Franklin Roosevelt at the Hollywood Bowl
Sept. 24, 1932: Gov. Franklin D. Roosevelt waves during a campaign speech to an overflow crowd at the Hollywood Bowl.
Roosevelt’s 8,900-mile campaign train tour included – as reported in the Sept. 24, 1932, Los Angeles Times – “stops at Santa Barbara at 8:25, Ventura at 9:20, Oxnard at 9:38 and Glendale at 11:10.”
After Glendale, FDR arrived at Central Station in Los Angeles followed by a parade to the Biltmore. After lunch with supporters, he was off for a 2:40 p.m. speech at the Hollywood Bowl. Following a rest, he headed to Olympic Stadium for the “Motion Picture Electrical Pageant.” FDR’s day in Los Angeles ended back on his train with overnight travel East.

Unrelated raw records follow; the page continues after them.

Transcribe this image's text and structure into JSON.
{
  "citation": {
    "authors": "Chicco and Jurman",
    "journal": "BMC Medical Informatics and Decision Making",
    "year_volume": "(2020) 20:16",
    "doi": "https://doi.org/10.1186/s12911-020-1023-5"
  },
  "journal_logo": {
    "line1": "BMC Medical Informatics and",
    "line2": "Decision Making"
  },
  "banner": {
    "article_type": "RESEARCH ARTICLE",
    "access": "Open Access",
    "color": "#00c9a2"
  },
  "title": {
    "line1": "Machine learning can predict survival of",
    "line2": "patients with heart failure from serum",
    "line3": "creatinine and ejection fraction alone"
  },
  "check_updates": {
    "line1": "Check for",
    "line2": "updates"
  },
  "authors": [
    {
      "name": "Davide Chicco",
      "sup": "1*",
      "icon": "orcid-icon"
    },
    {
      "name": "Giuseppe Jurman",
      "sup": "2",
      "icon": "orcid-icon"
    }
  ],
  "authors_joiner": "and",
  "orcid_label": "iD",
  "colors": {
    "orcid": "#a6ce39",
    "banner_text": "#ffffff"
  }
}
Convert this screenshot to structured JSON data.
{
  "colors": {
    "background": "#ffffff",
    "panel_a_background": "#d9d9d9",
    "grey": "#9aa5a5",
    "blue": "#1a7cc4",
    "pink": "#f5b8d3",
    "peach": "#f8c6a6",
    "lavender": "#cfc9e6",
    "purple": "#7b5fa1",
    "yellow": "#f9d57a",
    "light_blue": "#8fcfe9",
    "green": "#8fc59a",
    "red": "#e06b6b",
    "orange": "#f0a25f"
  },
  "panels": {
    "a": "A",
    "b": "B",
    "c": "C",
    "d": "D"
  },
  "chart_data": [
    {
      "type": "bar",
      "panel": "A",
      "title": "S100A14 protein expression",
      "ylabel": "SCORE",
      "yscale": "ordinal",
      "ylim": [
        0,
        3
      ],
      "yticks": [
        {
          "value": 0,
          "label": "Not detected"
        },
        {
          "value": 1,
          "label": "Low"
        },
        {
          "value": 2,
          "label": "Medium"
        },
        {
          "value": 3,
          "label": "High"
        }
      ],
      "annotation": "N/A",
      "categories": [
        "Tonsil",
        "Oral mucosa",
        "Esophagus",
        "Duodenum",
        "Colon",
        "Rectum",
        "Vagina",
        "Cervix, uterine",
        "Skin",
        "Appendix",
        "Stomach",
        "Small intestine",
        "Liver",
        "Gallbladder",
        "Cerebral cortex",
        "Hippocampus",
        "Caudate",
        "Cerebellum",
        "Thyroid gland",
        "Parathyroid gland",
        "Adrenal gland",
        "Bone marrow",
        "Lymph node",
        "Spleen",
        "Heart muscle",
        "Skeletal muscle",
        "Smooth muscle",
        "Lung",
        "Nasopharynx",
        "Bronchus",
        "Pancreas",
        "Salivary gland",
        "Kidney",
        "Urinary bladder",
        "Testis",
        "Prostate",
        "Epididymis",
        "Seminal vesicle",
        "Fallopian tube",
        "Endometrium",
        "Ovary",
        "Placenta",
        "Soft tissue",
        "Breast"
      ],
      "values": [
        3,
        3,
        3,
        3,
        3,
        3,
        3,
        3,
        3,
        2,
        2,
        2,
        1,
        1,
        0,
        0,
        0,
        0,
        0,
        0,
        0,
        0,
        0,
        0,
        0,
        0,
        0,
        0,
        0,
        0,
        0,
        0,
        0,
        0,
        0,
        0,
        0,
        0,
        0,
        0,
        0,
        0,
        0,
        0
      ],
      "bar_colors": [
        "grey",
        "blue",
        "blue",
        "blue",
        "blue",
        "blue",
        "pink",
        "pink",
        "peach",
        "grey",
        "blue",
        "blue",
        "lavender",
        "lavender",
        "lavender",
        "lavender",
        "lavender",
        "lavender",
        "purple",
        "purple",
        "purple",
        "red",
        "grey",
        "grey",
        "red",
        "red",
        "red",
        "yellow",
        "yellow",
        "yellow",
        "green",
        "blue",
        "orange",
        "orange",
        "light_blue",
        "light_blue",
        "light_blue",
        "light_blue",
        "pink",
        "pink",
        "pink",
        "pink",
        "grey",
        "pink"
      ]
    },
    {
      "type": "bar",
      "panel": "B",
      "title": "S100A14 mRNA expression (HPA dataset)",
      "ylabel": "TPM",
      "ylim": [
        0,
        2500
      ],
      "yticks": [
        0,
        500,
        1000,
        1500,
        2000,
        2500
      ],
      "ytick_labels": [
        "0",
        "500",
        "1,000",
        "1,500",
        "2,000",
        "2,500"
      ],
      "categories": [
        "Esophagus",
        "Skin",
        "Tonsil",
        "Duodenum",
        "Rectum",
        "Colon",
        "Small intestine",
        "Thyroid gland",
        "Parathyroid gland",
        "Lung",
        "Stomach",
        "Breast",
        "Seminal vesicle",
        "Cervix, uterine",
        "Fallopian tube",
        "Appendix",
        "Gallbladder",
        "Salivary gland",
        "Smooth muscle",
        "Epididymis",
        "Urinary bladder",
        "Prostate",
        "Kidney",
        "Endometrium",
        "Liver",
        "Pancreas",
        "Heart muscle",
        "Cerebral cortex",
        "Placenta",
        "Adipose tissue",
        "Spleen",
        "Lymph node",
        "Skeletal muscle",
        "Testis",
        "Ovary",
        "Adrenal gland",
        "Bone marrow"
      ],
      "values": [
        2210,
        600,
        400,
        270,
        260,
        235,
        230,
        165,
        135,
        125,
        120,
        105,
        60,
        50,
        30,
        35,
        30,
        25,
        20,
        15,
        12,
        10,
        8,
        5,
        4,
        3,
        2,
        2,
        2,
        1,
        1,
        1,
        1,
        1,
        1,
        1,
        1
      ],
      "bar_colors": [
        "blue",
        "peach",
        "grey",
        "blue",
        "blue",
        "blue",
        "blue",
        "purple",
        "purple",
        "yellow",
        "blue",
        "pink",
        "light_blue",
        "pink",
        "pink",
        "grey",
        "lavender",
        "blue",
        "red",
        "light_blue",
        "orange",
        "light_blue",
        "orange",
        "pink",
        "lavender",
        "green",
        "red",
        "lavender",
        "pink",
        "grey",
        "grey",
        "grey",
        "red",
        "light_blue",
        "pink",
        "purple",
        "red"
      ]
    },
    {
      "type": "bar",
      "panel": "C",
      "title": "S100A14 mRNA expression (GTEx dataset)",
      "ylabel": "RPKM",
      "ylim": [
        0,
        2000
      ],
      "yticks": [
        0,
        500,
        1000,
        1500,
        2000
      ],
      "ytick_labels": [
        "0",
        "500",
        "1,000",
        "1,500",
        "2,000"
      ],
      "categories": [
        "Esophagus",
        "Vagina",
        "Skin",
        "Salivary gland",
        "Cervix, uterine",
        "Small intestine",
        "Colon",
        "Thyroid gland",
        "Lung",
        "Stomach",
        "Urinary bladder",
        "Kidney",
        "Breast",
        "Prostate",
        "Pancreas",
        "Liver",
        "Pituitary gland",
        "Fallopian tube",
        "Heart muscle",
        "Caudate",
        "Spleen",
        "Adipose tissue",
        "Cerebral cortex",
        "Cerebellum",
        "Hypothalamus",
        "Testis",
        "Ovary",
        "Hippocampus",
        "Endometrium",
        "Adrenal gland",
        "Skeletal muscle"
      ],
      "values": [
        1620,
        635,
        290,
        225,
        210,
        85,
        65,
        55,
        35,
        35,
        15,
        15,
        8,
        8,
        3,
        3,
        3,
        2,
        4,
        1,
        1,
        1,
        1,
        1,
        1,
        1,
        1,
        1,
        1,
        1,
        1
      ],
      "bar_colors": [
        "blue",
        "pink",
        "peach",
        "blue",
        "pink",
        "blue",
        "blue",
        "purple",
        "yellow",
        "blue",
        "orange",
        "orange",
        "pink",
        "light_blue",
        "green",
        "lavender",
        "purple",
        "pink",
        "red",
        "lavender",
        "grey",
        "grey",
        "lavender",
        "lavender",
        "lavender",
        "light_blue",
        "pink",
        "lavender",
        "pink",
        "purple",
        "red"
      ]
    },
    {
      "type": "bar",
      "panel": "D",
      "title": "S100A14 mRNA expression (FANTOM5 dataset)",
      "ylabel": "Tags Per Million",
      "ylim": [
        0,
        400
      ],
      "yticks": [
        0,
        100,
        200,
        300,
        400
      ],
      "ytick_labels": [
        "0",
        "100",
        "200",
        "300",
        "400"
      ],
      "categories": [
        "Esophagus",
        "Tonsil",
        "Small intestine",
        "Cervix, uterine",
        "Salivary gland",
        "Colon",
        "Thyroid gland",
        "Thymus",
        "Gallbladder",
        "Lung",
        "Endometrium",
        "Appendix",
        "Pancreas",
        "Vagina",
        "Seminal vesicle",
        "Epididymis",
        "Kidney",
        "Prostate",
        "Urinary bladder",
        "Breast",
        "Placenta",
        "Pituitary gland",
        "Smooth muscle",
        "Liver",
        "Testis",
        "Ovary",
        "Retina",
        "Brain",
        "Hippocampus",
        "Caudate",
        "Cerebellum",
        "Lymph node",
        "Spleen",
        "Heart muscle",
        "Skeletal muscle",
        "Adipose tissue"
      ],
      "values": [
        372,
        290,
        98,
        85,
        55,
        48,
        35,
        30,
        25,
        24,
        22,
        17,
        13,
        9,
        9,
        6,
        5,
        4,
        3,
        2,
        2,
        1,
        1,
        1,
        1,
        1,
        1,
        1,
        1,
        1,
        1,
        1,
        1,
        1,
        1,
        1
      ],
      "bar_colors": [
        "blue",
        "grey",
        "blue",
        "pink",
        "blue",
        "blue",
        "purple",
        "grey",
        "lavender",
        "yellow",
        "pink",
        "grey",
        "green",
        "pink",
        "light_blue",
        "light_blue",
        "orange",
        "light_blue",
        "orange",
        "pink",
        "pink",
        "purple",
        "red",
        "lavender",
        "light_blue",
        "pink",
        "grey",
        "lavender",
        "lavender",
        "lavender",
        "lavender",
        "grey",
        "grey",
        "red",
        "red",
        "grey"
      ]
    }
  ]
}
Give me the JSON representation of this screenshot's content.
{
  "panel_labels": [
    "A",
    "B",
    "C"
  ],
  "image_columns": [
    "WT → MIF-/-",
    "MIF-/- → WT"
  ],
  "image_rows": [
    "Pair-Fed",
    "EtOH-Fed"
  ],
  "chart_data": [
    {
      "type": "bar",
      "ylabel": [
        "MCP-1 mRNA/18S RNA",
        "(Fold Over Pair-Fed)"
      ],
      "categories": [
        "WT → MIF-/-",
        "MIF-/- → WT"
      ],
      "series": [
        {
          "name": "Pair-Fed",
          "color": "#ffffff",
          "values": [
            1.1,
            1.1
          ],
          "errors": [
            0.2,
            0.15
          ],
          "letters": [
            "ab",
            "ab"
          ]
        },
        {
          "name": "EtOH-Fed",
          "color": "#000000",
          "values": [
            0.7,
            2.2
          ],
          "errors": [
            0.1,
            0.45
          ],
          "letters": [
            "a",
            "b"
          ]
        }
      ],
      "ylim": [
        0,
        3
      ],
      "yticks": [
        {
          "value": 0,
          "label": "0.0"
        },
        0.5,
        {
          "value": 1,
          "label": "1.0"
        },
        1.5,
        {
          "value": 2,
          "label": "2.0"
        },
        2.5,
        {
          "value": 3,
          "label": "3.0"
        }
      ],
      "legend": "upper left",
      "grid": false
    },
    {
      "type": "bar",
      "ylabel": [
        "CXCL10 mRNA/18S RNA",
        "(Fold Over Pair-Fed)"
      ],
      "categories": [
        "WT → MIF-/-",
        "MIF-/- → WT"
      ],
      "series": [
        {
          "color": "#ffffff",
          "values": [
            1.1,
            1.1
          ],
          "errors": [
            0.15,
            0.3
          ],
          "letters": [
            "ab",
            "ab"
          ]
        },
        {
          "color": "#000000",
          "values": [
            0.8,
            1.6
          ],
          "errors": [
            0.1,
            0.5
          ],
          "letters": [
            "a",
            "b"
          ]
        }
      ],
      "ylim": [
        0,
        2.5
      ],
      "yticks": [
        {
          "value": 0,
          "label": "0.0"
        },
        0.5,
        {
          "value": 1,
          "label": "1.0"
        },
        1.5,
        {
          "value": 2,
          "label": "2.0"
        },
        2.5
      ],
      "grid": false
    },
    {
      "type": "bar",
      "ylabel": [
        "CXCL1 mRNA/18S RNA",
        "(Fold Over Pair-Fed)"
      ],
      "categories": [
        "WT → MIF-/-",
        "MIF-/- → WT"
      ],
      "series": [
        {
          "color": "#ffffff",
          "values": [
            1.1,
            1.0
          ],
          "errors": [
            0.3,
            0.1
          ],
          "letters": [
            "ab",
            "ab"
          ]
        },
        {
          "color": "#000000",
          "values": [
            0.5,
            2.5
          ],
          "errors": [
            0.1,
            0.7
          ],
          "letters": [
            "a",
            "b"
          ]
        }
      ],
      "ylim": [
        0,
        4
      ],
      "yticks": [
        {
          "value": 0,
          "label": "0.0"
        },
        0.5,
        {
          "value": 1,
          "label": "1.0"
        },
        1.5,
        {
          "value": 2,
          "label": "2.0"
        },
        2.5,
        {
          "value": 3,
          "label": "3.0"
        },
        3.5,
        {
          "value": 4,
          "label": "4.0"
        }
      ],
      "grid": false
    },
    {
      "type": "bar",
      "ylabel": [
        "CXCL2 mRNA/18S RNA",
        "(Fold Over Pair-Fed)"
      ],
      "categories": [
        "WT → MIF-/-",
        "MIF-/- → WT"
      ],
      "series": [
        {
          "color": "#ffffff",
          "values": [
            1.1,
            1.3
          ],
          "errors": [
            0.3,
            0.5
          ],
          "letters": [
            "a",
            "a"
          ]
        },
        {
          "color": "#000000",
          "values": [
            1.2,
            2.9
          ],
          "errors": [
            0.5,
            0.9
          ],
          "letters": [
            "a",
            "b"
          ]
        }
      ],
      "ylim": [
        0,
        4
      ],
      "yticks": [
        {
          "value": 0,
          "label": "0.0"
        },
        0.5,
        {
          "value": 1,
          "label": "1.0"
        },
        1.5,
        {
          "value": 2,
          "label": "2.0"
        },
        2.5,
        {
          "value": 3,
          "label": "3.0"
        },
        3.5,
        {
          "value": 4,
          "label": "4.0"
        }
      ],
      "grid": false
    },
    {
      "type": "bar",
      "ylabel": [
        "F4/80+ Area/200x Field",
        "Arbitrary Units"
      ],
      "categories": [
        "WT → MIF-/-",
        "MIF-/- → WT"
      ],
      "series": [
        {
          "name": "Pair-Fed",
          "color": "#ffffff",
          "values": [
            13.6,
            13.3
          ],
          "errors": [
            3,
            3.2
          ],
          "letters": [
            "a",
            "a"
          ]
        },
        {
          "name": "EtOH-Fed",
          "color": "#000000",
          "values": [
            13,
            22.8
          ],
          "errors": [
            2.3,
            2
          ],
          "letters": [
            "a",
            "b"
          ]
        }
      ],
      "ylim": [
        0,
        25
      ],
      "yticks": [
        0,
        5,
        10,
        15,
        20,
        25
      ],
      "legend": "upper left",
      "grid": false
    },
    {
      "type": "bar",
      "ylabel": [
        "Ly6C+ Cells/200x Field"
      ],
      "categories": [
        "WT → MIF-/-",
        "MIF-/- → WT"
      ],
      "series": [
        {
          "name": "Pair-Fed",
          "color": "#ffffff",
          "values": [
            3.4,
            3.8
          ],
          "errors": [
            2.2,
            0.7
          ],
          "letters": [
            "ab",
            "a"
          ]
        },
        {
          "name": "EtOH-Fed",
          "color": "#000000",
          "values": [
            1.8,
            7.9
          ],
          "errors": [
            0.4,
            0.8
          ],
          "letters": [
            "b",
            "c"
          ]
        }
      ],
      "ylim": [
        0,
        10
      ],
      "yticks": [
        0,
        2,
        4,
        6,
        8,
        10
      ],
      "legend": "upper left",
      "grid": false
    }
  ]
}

In a Page 1 story, writer Kyle D. Palmer reported in the Sept. 25, 1932, Los Angeles Times:
During twelve crowded hours in Los Angeles yesterday, Gov. Franklin D. Roosevelt of New York, Democratic nominee for President, was greeted by large throngs of men and women eager to hear him discuss the important issues of the Presidential campaign. He departed shortly after midnight last night, leaving behind a general impression of a pleasing personality whose gallant fight against a severe physical handicap won him much sympathy, but whose omission to give attention to or even to mention those (political) issues caused deep disappointment even among his own supporters here.
From the time he first greeted an enthusiastic crowd at Glendale until he departed amid the plaudits of a cheering multitude at the Motion Picture Electrical Pageant at the Olympic Stadium, the Democratic nominee was the smiling and gracious object of cordial attention.
Loudly applauded wherever he appeared, and given the most hospitable of welcomes by political friend and foe alike, Mr. Roosevelt refrained in the two speeches arranged for him yesterday from making his position clean on any issues involved in the contest to wrest the Presidency from Herbert Hoover.
On Nov. 8, 1932, FDR was elected with more than 57% of the popular vote.
This photo was not published in 1932. A similar image from the Hollywood Bowl speech was used. This image was published with President Franklin D. Roosevelt’s obituary in the April 13, 1945, Los Angeles Times.